The Parish Church of St John-at-Hampstead

22nd July 2012 Evensong Mary Magdalene Andrew Penny

Newcomers here often ask how we- Mary and the others and I- could have been so stupid, so confused that morning in the garden by the tomb, on the first day of the week. I admit it is a bit surprising, although I see that the stories which others, men, told are not much more coherent   No one should expect them to be our experience went well beyond the ordinary evidence of the senses. It was, for me as for others, just a gesture or a tone of voice, the way he breathed; not something one could explain in words that made us recognize Him.
That didn’t mean that we had to lose our senses. We certainly ran away terrified and at first, in our fear, told no one.
But panic was not our only reaction- or at least not mine. There was something else which I didn’t, then, want to admit. Perhaps I had a closer relationship with Him that the others. He had, as they said then, cast out seven devils from me. Seven devils, who, one after another, had plunged me into deadly depression, who destroyed every glimmer of life, love and joy in me pushing me into blackness and despair. He brought me out of that; all it took was to touch me and say my name and I knew all my light and life were restored to me.
I laugh when I see some of the pictures men have painted of me. I don’t mind the ones of me in the Garden; it’s the ones of me penitent that are so silly. I should be flattered- one can allow oneself a little vanity even up here. I’m pleased they thought me so well endowed, albeit, mostly covered by my luxuriantly long hair (they do get that right). But I’m sorry to disappoint you chaps, actually I wasn’t a tart and didn’t spend rest of my life in a state of undress repenting my past. Those pictures tell you more about the masculine psyche, than about me. Why would I spend the rest of my life penitent? No; I was grateful, not sorry, more grateful than words could express. I devoted my life to following him and helping him and his disciples. We women had witnessed his death (which most of the men did not) and intended to minister to his corpse too.
It was John who persuaded me to say what actually happened that morning. John was an old man by then, and I was no younger, but remembered it all very clearly; much more clearly than I’d felt able to tell the others. It was John’s strange way of speaking, the incantatory effect of his repetitions and his abstractions that somehow caught what Jesus had said and the way he understood Jesus made me want to tell him about my experience.
The story is familiar now; how I mistook him for a gardener but recognised him as he called me by name; how he told me to let go him- I had hugged him- telling me how he had to ascend to his father, his God and my God. People think the hugging bit was just to demonstrate that he was solid, not just a ghost. Maybe. Part too was not wanting to lose him again. You have to remember that even to touch, let alone hug, a man who was not your husband, was most unusual, even taboo; that’s why I didn’t want to talk about it. Perhaps that’s why too, His words are so often mistranslated; He said “Let go of me”. Not, “Don’t touch me” He meant that I had to let go of him as man; life went beyond the physical now.
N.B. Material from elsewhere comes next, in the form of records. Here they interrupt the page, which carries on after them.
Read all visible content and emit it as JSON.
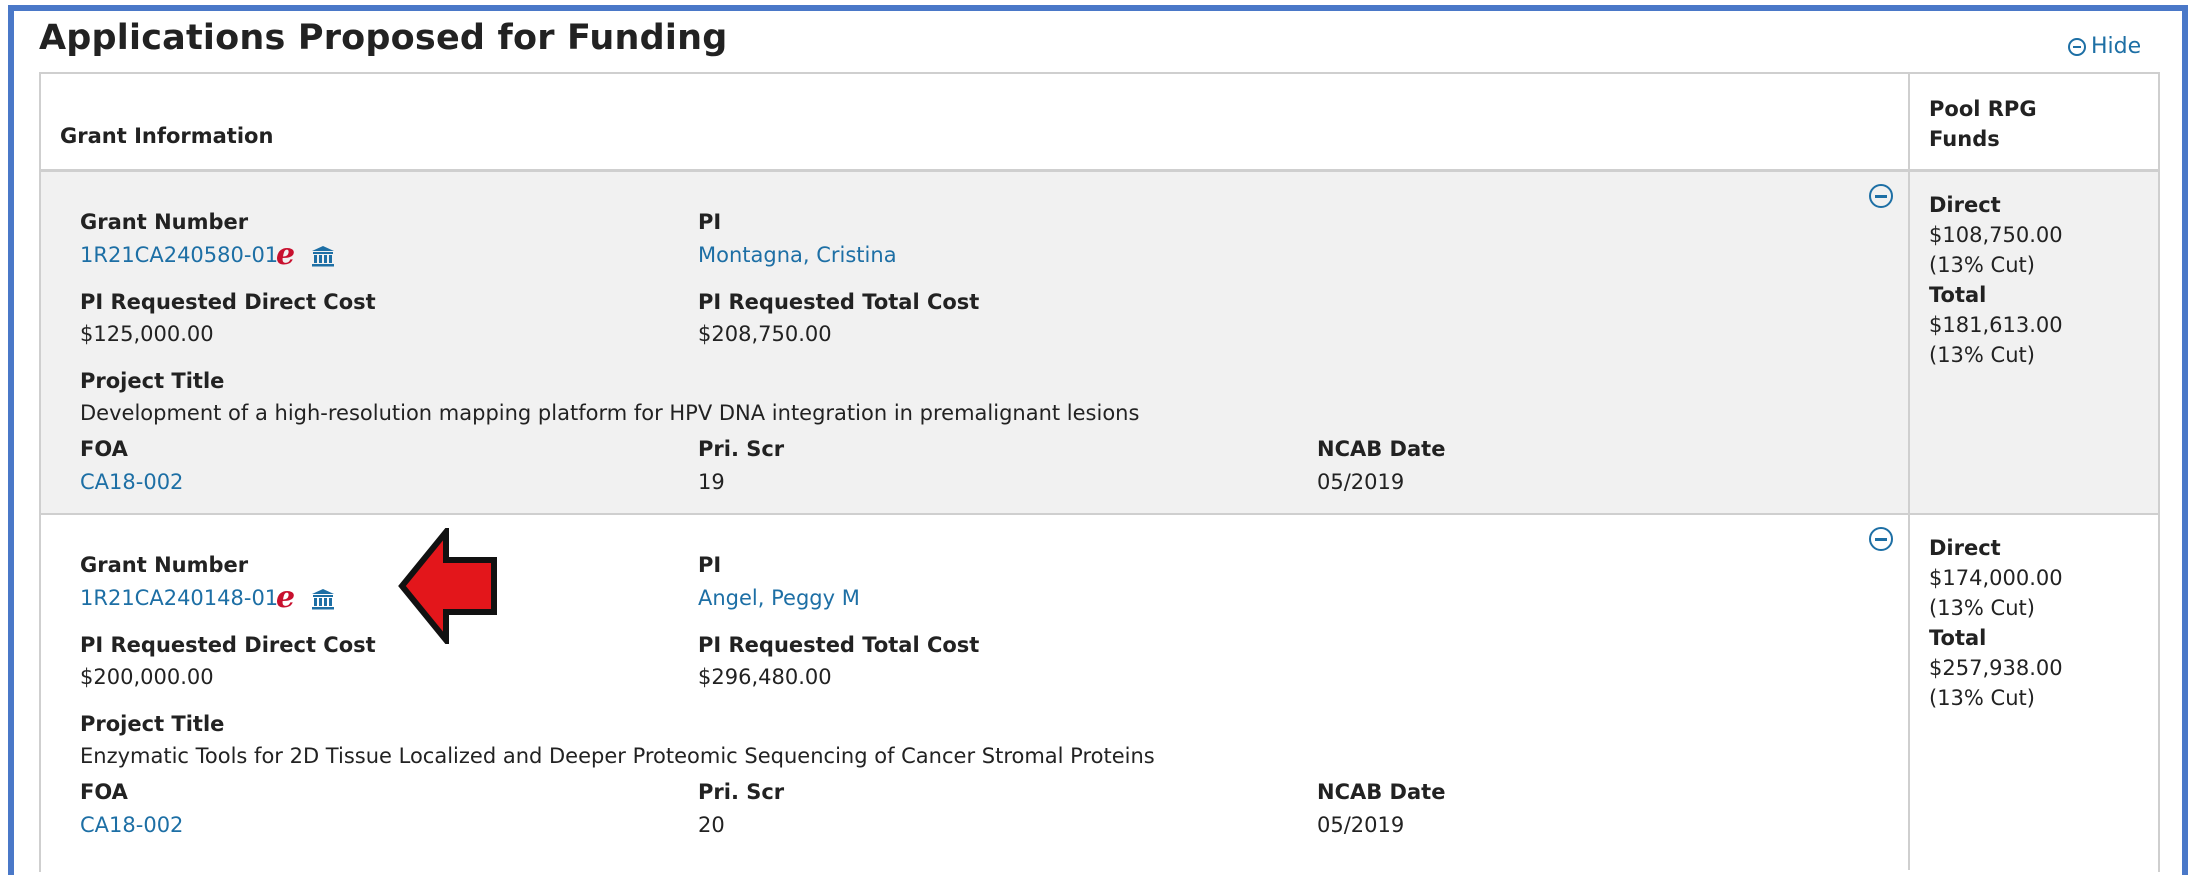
{
  "panel": {
    "title": "Applications Proposed for Funding",
    "hide_label": "Hide"
  },
  "table": {
    "header_grant": "Grant Information",
    "header_pool": "Pool RPG Funds"
  },
  "labels": {
    "grant_number": "Grant Number",
    "pi": "PI",
    "direct_cost": "PI Requested Direct Cost",
    "total_cost": "PI Requested Total Cost",
    "project_title": "Project Title",
    "foa": "FOA",
    "pri_scr": "Pri. Scr",
    "ncab_date": "NCAB Date",
    "direct": "Direct",
    "total": "Total",
    "ecommons_icon_glyph": "e"
  },
  "rows": [
    {
      "grant_number": "1R21CA240580-01",
      "pi": "Montagna, Cristina",
      "direct_cost": "$125,000.00",
      "total_cost": "$208,750.00",
      "project_title": "Development of a high-resolution mapping platform for HPV DNA integration in premalignant lesions",
      "foa": "CA18-002",
      "pri_scr": "19",
      "ncab_date": "05/2019",
      "pool_direct": "$108,750.00",
      "pool_direct_cut": "(13% Cut)",
      "pool_total": "$181,613.00",
      "pool_total_cut": "(13% Cut)"
    },
    {
      "grant_number": "1R21CA240148-01",
      "pi": "Angel, Peggy M",
      "direct_cost": "$200,000.00",
      "total_cost": "$296,480.00",
      "project_title": "Enzymatic Tools for 2D Tissue Localized and Deeper Proteomic Sequencing of Cancer Stromal Proteins",
      "foa": "CA18-002",
      "pri_scr": "20",
      "ncab_date": "05/2019",
      "pool_direct": "$174,000.00",
      "pool_direct_cut": "(13% Cut)",
      "pool_total": "$257,938.00",
      "pool_total_cut": "(13% Cut)"
    }
  ],
  "colors": {
    "frame_border": "#4a78c8",
    "link": "#1d6fa5",
    "ecommons_red": "#c8102e",
    "row_shade": "#f1f1f1",
    "annotation_arrow": "#e3161b"
  },
  "icons": [
    "circle-minus-icon",
    "ecommons-icon",
    "institution-icon",
    "red-arrow-annotation"
  ]
}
I told John, because it mattered, because it brought back so vividly my memory of how he had healed me, how he had thrown out my seven deadly demons and given me back my life. Then too he called me by my name and touched me. He had recognised me and acknowledged that I was, crazy girl that I was, a true person, someone of consequence to him, someone with a name and an identity, someone who- as I learned later on that momentous early morning, was like him, the daughter of the same heavenly father; his God and my God. Casting out my demons he had given me back human life, the life of this material world.
On that morning I understood so much more; that he could not just restore human life as it should be, but take it much further giving it an importance that transcended pain, decay, and death itself. It took John to make me tell all this; I wanted to keep it myself-not just through embarrassment, but because at first it seemed private to me.  John put it all into context and I could see I had to tell it all as it wasn’t just about me; what He’d done for me He would do for anyone who let Him. And I suppose that is why I’m a saint; I’m not so very special, but if what happened to me can tell others about what He can do, then I’ll put up with it; I’ll even put up with living forever with the martyrs- and those kinky artists. Amen.